All indications, moreover, are that Israel will not be disengaging from terror.  The PA’s Mahmud Abbas has been unsuccessful in asserting authority over the mavericks in Fatah, not to mention the uncontrollable Hamas and Islamic Jihad.

The missiles, expected to have their range and performance improved (Sharon’s farm is their next target), easily fly over any fence Israel could build.

Demographics will continue to represent, especially in the demand by Arabs of a so-called ‘right of refugee return’, a difficulty.  In fact, one can ask why disengage from north Gaza where no Arabs are living or have lived.  If population density is a factor, why too exit from north Samaria? 

*     *     *

What Israel is disengaging from is a portion of the original area recognized by international law, in the form of the League of Nations mandate, which was to become the Jewish national home.  Gaza for centuries had been home to Jews.  Until its recent destruction, tourists could view the floor of a synagogue in Gaza City.
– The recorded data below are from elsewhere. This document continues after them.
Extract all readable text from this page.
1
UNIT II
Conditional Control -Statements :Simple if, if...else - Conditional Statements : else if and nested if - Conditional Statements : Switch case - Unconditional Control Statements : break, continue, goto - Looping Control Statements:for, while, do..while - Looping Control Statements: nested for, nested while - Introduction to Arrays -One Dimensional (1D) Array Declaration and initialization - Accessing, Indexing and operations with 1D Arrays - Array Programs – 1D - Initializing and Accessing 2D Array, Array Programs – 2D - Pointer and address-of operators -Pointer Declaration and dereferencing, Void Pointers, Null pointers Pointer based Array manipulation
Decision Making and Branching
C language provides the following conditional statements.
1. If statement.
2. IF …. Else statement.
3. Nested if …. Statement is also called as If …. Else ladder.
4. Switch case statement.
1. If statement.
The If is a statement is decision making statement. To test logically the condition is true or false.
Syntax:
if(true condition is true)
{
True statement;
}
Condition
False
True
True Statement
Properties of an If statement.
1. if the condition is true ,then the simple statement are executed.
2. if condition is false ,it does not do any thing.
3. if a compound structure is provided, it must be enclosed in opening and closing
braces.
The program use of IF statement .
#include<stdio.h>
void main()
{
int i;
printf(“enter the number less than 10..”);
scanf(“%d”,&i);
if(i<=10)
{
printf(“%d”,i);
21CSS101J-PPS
Around the world, on every Sabbath, hymns composed in Gaza in the 16th century are sung.  It was in 1929, when, as in Hebron, Arab rioters managed to ethnically cleanse the area of its Jews, that this contact was forcibly broken. 

Sharon has set Israel on a course of disengagement that is stripping Israel and the Jewish people of it identity and history.  This process is already quite advanced in Jerusalem, where the Temple Mount has been pillaged, its archeological artifacts having been discarded and eradicated.   A country without its past, its culture and history, is soulless.

He has disengaged Israel from fundamental democratic principles in his high-handed manner of ignoring votes against him and in firing independent-minded ministers.  He has instigated a media spin that portrays demonstrators as practicers of a civil war.  Special courts have been established to enable summary tribunals, police have already been acting in a ferociously violent pattern and the state prosecution is promoting a chilling effect on free speech.

*     *     *

Opponents of disengagement suggested a referendum.   Sharon’s disdain for an instrument of true participatory democracy quickly ended that effort.  A non-violent protest campaign is not only a legitimate step but, in the circumstances, a national obligation, to ourselves, our history and to our future.  One man’s presumption should not be permitted, in a democracy, to override too many concerns of doubtful success.

Disengagement is already a diplomatic and security failure.  Further disengagement will be an existential danger to Israel and its soul.